Afin de tenter de cristalliser les idées et de clarifier le débat d’emblée,  il  me semble opportun de définir aussi succinctement que possible, ce qui est entendu par les valeurs, pour ensuite essayer de définir la crise dont on parle, et envisager les éventuels scénarii pour sortir, à plus ou moins moyen terme, de cette situation qui met à mal la société en ayant un impact certain sur ses fondements, et par ricochet pénalise son développement, sur le plan politique, économique, culturel, et social.

En effet, les valeurs constituent un des socles majeurs de la vie en société, et le dénominateur communément accepté par les membres d’une société  de ce qui est acceptable, ce qui l’est moins, ou pas du tout. La crise des valeurs peut, à mon sens, être résumée au tiraillement permanent que vivent la plupart de nos concitoyens, entre les valeurs traditionnelles, principalement sous tendues par les valeurs émanant des enseignements et de la morale religieuse,  et les valeurs véhiculées par la ‘’modernité’’ (libertés individuelles, égalité, démocratie, des droits humains, droit des femmes, etc.). Les deux ne sont pas nécessairement antinomiques, mais il faut d’abord une grande volonté et une grande intelligence politique pour parvenir à les concilier harmonieusement, vu le rapport de force qui s’installe.

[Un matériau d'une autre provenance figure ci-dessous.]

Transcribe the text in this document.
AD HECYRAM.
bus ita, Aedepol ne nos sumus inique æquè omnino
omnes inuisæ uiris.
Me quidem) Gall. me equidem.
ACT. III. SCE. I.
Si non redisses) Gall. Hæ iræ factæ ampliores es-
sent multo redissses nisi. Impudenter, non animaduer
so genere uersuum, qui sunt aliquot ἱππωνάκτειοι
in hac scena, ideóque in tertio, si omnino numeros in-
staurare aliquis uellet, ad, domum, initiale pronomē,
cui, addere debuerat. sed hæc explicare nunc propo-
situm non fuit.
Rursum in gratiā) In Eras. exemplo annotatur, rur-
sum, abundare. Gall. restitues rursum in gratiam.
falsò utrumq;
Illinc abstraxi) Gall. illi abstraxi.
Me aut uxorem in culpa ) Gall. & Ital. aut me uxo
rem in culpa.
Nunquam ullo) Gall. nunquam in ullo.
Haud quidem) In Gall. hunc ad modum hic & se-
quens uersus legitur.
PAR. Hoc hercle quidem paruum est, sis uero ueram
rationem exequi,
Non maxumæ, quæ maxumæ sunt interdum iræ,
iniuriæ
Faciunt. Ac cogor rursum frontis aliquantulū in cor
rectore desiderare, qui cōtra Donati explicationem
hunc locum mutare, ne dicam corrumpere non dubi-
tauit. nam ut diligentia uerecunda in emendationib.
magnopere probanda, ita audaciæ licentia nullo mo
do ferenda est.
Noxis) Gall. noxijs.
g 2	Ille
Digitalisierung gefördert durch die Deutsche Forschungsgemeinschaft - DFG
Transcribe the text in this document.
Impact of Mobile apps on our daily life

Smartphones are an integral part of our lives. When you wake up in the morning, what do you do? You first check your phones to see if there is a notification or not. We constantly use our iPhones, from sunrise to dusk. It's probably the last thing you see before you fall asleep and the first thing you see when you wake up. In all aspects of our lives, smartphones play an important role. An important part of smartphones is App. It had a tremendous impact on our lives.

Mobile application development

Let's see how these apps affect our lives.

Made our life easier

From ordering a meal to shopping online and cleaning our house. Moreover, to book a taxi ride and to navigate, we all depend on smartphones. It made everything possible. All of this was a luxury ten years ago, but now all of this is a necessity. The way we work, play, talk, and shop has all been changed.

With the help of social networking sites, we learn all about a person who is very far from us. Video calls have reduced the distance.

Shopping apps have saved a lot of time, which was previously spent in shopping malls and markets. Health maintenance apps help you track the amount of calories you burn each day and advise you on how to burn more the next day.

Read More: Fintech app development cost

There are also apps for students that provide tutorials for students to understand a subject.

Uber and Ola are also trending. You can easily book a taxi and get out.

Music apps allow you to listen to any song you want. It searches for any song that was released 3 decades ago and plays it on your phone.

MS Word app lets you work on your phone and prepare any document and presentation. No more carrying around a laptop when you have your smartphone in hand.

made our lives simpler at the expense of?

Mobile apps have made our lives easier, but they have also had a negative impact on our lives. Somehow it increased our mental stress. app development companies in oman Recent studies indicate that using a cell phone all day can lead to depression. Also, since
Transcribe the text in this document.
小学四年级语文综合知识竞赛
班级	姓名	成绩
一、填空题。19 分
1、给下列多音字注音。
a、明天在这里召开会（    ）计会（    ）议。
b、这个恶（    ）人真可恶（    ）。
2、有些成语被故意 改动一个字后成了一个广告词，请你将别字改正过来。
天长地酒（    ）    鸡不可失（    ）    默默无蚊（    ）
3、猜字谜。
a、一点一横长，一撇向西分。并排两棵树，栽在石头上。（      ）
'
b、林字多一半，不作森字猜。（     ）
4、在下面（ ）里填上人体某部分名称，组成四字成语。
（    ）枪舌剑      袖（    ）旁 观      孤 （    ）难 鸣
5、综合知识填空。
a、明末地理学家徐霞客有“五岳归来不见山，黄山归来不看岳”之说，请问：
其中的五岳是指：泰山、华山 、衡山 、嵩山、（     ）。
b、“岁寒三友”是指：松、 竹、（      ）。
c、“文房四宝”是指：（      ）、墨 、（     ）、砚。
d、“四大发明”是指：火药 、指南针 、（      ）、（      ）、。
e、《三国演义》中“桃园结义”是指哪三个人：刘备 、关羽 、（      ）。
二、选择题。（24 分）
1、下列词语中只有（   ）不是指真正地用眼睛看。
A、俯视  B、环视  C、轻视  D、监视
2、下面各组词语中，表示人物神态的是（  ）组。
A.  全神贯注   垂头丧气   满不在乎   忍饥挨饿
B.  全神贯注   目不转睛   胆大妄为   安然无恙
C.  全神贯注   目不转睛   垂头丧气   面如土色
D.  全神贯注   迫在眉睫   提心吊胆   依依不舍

Le Maroc, pays principalement conservateur, dont la religiosité ne fait pas de doute, vit cette crise du fait de la nécessité incontournable de s’inscrire dans le concert des nations modernes, et  ses contraintes économico-politiques.  Ainsi, avec une population qui  vit et façonne, par ses actes et comportements,  cette transition de la tradition vers la modernité, peine encore à trouver une situation d’équilibre relatif, acceptable par tous.

Ainsi, ce déphasage, et ce ‘’funambulisme social’’, qui est de plus en plus prégnant au sein de notre société, résulte en des comportements perçus comme incohérents, ou même ‘’schizophréniques’’.

Cette perception de crise, est due au référentiel religieux qui reste premier, mais qui est de plus en plus battu en brèche, menacé pour certains, par les valeurs de modernité qui émanent des médias internationaux, des œuvres littéraires et artistiques, des réseaux sociaux, internet, et des discours politiques des tenants de la modernité. Cette perception de la crise des valeurs est aussi due à la conception de la société que s’est faite une partie cette société, exposée à l’international et qui a adhéré aux valeurs universelles. Cette partie de la société qui est convaincue que ce sont ces valeurs qui devraient animer la société Marocaine du 21e siècle. Toute la crise réside dans cette différence de paradigme et de façon d’appréhender la société, ce qui à un impact majeur sur la lisibilité de la société et de ses codes, en changement rapide et permanent sur tous les plans.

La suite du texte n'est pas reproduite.